Le soleil fait sa révérence et le ciel en émoi lance le bouquet final.

C’est si beau que personne n’ose une photo, car il faut que le corps l’imprègne et se rappelle ; ce soir là, les couleurs, le toucher de l’eau, la pluie sur la ligne d’horizon et l’arc en ciel qu’elle a fait naitre.

Tout cela sur l’océan, une plateforme pour nos rêves terrestres, petits grains de sables sur une étendue qui s’évade à perte de vue.

Deux hommes se baignent nus. Ils jouent dans les vagues comme des enfants et elle les regarde avec envie pendant que leurs femmes, de la digue, rient aux éclats.

Il y a une étrangère au téléphone. Elle essaye, elle y met tout son cœur. Elle est là tout au bout du monde sur une plage au coucher lumineux aquarelle ; il est de l’autre côté, en retard pour aller travailler.  Arriveront-ils un jour à se retrouver ?

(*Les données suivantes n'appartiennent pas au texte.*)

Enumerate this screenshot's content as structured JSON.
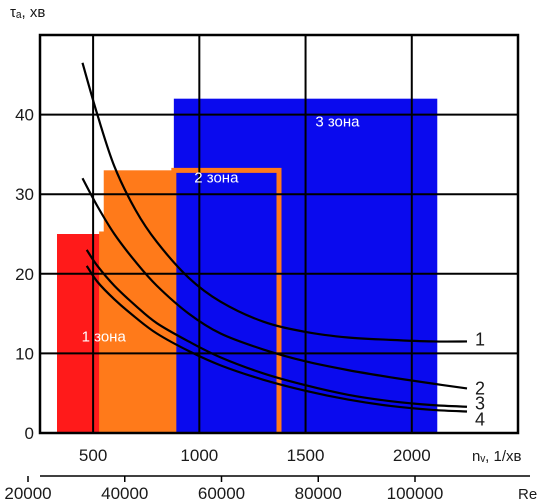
{
  "chart_data": {
    "type": "line",
    "ylabel": "τₐ, хв",
    "xlabel": "nᵥ, 1/хв",
    "secondary_xlabel": "Re",
    "xlim": [
      250,
      2500
    ],
    "ylim": [
      0,
      50
    ],
    "xticks": [
      "500",
      "1000",
      "1500",
      "2000"
    ],
    "xtick_values": [
      500,
      1000,
      1500,
      2000
    ],
    "yticks": [
      "0",
      "10",
      "20",
      "30",
      "40"
    ],
    "ytick_values": [
      0,
      10,
      20,
      30,
      40
    ],
    "secondary_xticks": [
      "20000",
      "40000",
      "60000",
      "80000",
      "100000"
    ],
    "secondary_xtick_values": [
      20000,
      40000,
      60000,
      80000,
      100000
    ],
    "grid": true,
    "zones": [
      {
        "label": "1 зона",
        "x_range": [
          330,
          800
        ],
        "y_max": 25,
        "color": "#ff1a1a",
        "outline_x_range": [
          540,
          775
        ],
        "outline_y_max": 25,
        "outline_color": "#ff7a1a"
      },
      {
        "label": "2 зона",
        "x_range": [
          550,
          1380
        ],
        "y_max": 33,
        "color": "#ff7a1a",
        "outline_x_range": [
          880,
          1375
        ],
        "outline_y_max": 33,
        "outline_color": "#ff7a1a"
      },
      {
        "label": "3 зона",
        "x_range": [
          880,
          2120
        ],
        "y_max": 42,
        "color": "#0a0aee"
      }
    ],
    "series": [
      {
        "name": "1",
        "x": [
          450,
          520,
          600,
          700,
          800,
          950,
          1100,
          1300,
          1500,
          1700,
          1900,
          2100,
          2260
        ],
        "y": [
          46.5,
          40,
          33.5,
          28,
          24,
          19.5,
          16.5,
          14,
          12.7,
          12,
          11.7,
          11.5,
          11.5
        ]
      },
      {
        "name": "2",
        "x": [
          450,
          520,
          600,
          700,
          800,
          950,
          1100,
          1300,
          1500,
          1700,
          1900,
          2100,
          2260
        ],
        "y": [
          32,
          28.5,
          25,
          21.5,
          18.5,
          15,
          12.5,
          10.5,
          9,
          7.9,
          7,
          6.2,
          5.6
        ]
      },
      {
        "name": "3",
        "x": [
          470,
          520,
          600,
          700,
          800,
          950,
          1100,
          1300,
          1500,
          1700,
          1900,
          2100,
          2260
        ],
        "y": [
          23,
          21,
          18.5,
          16,
          13.8,
          11.5,
          9.5,
          7.5,
          6,
          4.8,
          4,
          3.5,
          3.3
        ]
      },
      {
        "name": "4",
        "x": [
          470,
          520,
          600,
          700,
          800,
          950,
          1100,
          1300,
          1500,
          1700,
          1900,
          2100,
          2260
        ],
        "y": [
          21,
          19,
          16.8,
          14.5,
          12.5,
          10.3,
          8.5,
          6.7,
          5.3,
          4.2,
          3.4,
          2.9,
          2.7
        ]
      }
    ]
  }
}
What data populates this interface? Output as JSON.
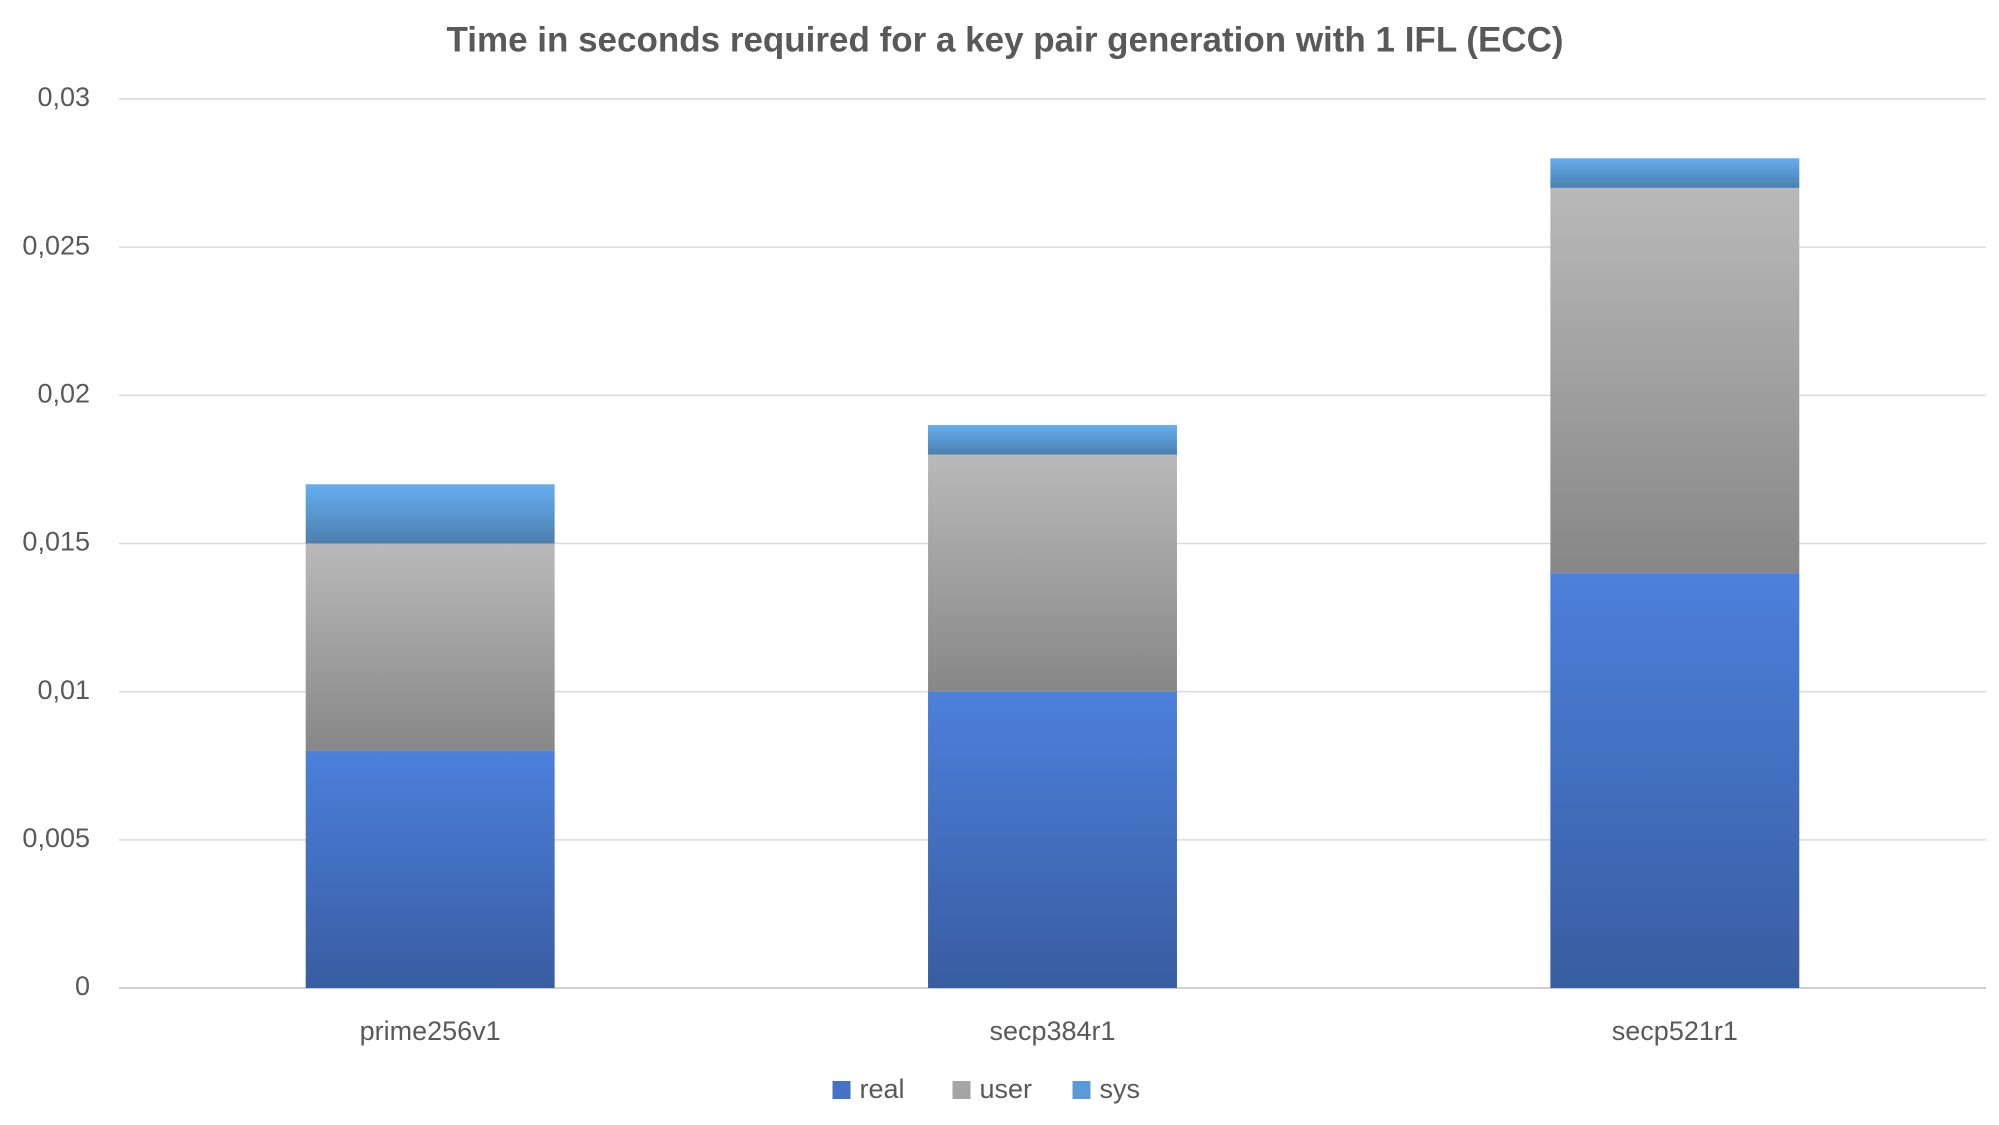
{
  "chart_data": {
    "type": "stacked_bar",
    "title": "Time in seconds required for a key pair generation with 1 IFL (ECC)",
    "categories": [
      "prime256v1",
      "secp384r1",
      "secp521r1"
    ],
    "series": [
      {
        "name": "real",
        "color": "#4472c4",
        "values": [
          0.008,
          0.01,
          0.014
        ]
      },
      {
        "name": "user",
        "color": "#a5a5a5",
        "values": [
          0.007,
          0.008,
          0.013
        ]
      },
      {
        "name": "sys",
        "color": "#5b9bd5",
        "values": [
          0.002,
          0.001,
          0.001
        ]
      }
    ],
    "ylim": [
      0,
      0.03
    ],
    "yticks": [
      0,
      {
        "value": 0.005,
        "label": "0,005"
      },
      {
        "value": 0.01,
        "label": "0,01"
      },
      {
        "value": 0.015,
        "label": "0,015"
      },
      {
        "value": 0.02,
        "label": "0,02"
      },
      {
        "value": 0.025,
        "label": "0,025"
      },
      {
        "value": 0.03,
        "label": "0,03"
      }
    ],
    "grid": true,
    "legend": "bottom"
  }
}
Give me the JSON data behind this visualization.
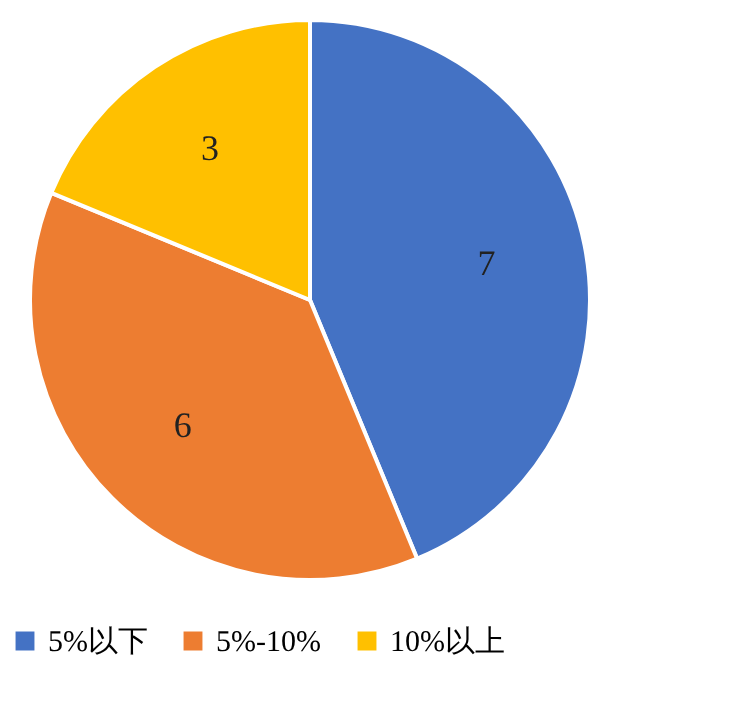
{
  "chart_data": {
    "type": "pie",
    "categories": [
      "5%以下",
      "5%-10%",
      "10%以上"
    ],
    "values": [
      7,
      6,
      3
    ],
    "colors": [
      "#4472c4",
      "#ed7d31",
      "#ffc000"
    ],
    "data_labels": true,
    "legend": "bottom"
  }
}
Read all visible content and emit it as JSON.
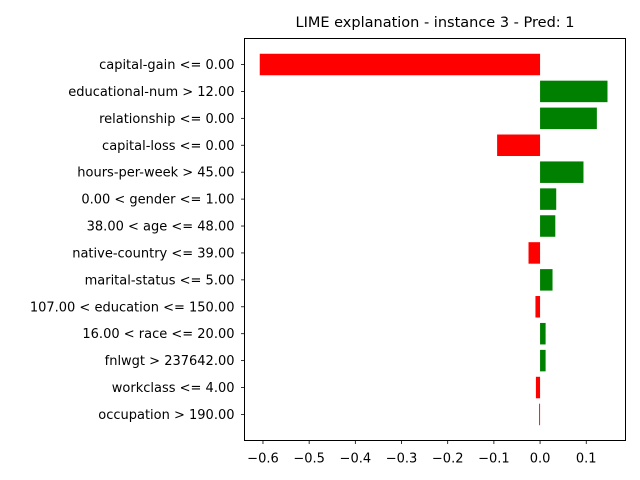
{
  "chart_data": {
    "type": "bar",
    "orientation": "horizontal",
    "title": "LIME explanation - instance 3 - Pred: 1",
    "xlabel": "",
    "ylabel": "",
    "xlim": [
      -0.64,
      0.185
    ],
    "xticks": [
      -0.6,
      -0.5,
      -0.4,
      -0.3,
      -0.2,
      -0.1,
      0.0,
      0.1
    ],
    "xtick_labels": [
      "−0.6",
      "−0.5",
      "−0.4",
      "−0.3",
      "−0.2",
      "−0.1",
      "0.0",
      "0.1"
    ],
    "grid": false,
    "colors": {
      "positive": "#008000",
      "negative": "#ff0000"
    },
    "categories": [
      "capital-gain <= 0.00",
      "educational-num > 12.00",
      "relationship <= 0.00",
      "capital-loss <= 0.00",
      "hours-per-week > 45.00",
      "0.00 < gender <= 1.00",
      "38.00 < age <= 48.00",
      "native-country <= 39.00",
      "marital-status <= 5.00",
      "107.00 < education <= 150.00",
      "16.00 < race <= 20.00",
      "fnlwgt > 237642.00",
      "workclass <= 4.00",
      "occupation > 190.00"
    ],
    "values": [
      -0.607,
      0.146,
      0.123,
      -0.093,
      0.094,
      0.035,
      0.033,
      -0.025,
      0.027,
      -0.01,
      0.012,
      0.012,
      -0.009,
      -0.002
    ]
  }
}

Ces moments où tout devient possible, où on oublie qu’on a mal, on oublie ce qu’il s’est passé, on ne se préoccupe pas de ce qu’il se passera. Parce que nous-même nous ne faisons que passer.

Dans ces grains de sables sur lesquels ses pas ne laissent pas de trace, c’est la vérité. Dans cent ans ils seront toujours là, elle n’y sera plus. Passagère sur cette plage comme dans cette vie.

Et l’eau continue, elle, éternellement d’aller et venir. Au moment où elle se retire « c’est comme l’eau qui coule sur les fontaines de marbre lisses européennes » l’étrangère remarquera-t-elle.

Et étrangers, nous sommes tous.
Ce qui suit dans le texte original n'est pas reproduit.